Selon l’agence internationale de l’énergie (AIE), d’ici 2021, les énergies vertes assureront 28 % de la génération électrique. L’AIE vient en effet de revoir ses prévisions en les relevant de 13 %. Conjointement les énergies solaires, éolienne, hydroélectrique, bioénergie… atteindront une production de 825 gigawatts en 2021. Comparé à aujourd’hui, il s’agit d’une augmentation de 42 % ! Les experts mettent en avant la forte baisse des coûts dans ce secteur des énergies renouvelables associée au fort soutien des pouvoirs publics dans certains pays notamment en Europe, aux USA, en Inde et au Mexique. Ce mouvement vertueux désormais enclenché ne pourra qu’être encouragé avec l’entrée en vigueur de la COP 21. L’accord mondial sur le climat est déjà en cours de ratification par les États- Unis, la Chine (les deux plus gros émetteurs mondiaux de gaz à effet de serre), l’Union européenne, etc. Dans le sillage de ce cycle pro-environnemental, les grandes firmes de l’énergie ont enclenché une mue à marche forcée.

Inconvénients
Pour des observateurs l’on ne peut se féliciter « que des grands groupes montrent le chemin ne peut que faire accélérer le changement de mentalité». Et cette bonne conduite environnementale devient déjà un argument commercial. Cette démarche commerciale permet de conquérir des clients supplémentaires. Rien ne semble pouvoir endiguer cette déferlante d’énergie verte. Les énergies renouvelables ont détrôné le charbon en 2015 en termes de capacité de production cumulée installées dans le monde. Pour la première fois dans l’histoire de l’énergie, les sources dites vertes installées en 2015 ont représenté 55 % des nouvelles capacités de génération d’électricité. Ce sont essentiellement l’éolien et le photovoltaïque qui ont tiré la croissance du secteur. Le solaire a profité d’une baisse de 70 % du coût des modules photovoltaïques qui a permis d’équilibrer la rentabilité de ces installations. La baisse de ses équipements devrait encore se poursuivre sur un rythme de 25 % d’ici 2021. Dans l’éolien les coûts se sont effondrés de 30 % en cinq ans.

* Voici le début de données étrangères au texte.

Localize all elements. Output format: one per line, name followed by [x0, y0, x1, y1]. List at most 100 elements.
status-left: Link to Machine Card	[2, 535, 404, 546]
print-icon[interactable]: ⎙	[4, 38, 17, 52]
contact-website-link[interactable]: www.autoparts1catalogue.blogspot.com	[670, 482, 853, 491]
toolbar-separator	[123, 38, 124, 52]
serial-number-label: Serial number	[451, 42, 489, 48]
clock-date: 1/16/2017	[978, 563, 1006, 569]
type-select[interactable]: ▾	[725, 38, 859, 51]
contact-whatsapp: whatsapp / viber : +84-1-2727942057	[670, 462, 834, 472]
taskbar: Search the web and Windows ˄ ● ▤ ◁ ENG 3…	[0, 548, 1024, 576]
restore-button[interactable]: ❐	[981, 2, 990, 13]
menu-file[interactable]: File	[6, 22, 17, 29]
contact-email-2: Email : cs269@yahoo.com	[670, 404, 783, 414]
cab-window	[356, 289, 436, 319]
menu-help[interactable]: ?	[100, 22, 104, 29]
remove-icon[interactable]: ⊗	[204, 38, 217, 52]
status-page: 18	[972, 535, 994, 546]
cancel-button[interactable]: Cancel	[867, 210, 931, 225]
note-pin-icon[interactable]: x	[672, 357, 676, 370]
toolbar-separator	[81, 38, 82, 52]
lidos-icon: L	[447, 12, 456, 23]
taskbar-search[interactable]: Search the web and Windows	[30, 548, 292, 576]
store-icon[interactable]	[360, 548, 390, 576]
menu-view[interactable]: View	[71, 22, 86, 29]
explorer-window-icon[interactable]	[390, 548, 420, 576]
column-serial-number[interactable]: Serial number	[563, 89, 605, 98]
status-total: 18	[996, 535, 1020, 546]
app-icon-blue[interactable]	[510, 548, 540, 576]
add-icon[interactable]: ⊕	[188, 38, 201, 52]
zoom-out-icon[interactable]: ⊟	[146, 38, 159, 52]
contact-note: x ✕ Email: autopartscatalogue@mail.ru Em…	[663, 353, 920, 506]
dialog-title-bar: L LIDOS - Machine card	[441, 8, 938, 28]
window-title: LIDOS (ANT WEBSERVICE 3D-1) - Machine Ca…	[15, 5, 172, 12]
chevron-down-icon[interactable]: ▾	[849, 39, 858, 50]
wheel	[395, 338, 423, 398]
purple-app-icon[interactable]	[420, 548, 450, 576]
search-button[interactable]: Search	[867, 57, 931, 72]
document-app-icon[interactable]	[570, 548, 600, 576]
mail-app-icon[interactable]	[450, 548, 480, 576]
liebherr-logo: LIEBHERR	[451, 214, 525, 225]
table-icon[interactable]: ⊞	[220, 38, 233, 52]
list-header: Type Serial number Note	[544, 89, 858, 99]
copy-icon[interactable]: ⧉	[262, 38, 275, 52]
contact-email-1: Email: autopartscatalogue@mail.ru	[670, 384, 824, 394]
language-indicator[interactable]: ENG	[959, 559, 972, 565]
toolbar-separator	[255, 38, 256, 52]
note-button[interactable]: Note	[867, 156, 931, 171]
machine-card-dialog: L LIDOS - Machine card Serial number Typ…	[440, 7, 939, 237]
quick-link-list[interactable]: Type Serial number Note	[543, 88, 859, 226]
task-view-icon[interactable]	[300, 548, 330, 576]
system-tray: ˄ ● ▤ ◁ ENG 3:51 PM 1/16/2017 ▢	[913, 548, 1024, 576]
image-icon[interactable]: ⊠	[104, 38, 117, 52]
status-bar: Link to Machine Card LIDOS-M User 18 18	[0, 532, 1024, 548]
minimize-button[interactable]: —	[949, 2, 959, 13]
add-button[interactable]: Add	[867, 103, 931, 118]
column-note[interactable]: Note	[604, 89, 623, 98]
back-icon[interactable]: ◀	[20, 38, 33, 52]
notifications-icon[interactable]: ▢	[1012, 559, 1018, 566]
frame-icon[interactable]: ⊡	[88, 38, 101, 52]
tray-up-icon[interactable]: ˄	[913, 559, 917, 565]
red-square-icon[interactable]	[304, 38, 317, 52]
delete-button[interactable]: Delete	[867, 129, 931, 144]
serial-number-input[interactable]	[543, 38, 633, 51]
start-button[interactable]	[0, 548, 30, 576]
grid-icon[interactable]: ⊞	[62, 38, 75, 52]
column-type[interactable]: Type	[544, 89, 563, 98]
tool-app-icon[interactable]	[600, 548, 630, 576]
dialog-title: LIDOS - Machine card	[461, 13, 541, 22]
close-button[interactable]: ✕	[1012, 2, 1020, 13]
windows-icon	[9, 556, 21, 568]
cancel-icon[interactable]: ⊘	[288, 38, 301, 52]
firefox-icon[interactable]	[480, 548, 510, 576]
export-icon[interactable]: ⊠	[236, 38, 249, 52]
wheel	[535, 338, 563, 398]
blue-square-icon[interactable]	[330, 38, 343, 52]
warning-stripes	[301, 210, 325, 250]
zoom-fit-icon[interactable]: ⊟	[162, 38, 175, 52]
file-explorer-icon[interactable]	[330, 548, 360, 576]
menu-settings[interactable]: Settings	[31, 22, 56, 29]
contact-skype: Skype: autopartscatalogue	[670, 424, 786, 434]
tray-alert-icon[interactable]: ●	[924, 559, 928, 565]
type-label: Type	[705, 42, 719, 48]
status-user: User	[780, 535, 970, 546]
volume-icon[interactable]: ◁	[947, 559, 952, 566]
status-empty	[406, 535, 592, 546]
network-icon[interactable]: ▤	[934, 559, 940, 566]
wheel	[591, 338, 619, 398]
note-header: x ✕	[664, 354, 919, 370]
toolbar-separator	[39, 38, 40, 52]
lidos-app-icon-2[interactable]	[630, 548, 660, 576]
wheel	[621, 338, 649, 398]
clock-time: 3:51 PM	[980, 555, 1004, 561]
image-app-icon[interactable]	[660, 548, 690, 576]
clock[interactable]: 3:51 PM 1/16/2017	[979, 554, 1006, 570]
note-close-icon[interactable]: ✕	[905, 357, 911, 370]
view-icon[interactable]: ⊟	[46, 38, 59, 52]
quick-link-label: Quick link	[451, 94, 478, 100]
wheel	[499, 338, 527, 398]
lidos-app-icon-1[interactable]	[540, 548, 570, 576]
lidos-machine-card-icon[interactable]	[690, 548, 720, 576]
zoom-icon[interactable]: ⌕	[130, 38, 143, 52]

La montée en puissance des parcs de véhicules électriques dans les pays occidentaux va accroître la demande en électricité. Toutefois les énergies renouvelables présentent encore des inconvénients. Leur production par intermittence soumise aux aléas climatiques pose encore des problèmes aux producteurs d’électricité sans oublier que l’injection de cette électricité dans le réseau pose de sérieux problèmes d’équilibres. Pour pallier ce caractère erratique, les industriels travaillent au développement de solution de stockage. Or l’électricité se stocke mal d’où l’idée de construire des centrales plus petites, à la différence des grands ensembles nucléaires, plus près du consommateur et qui offre des coûts d’exploitation moins élevés.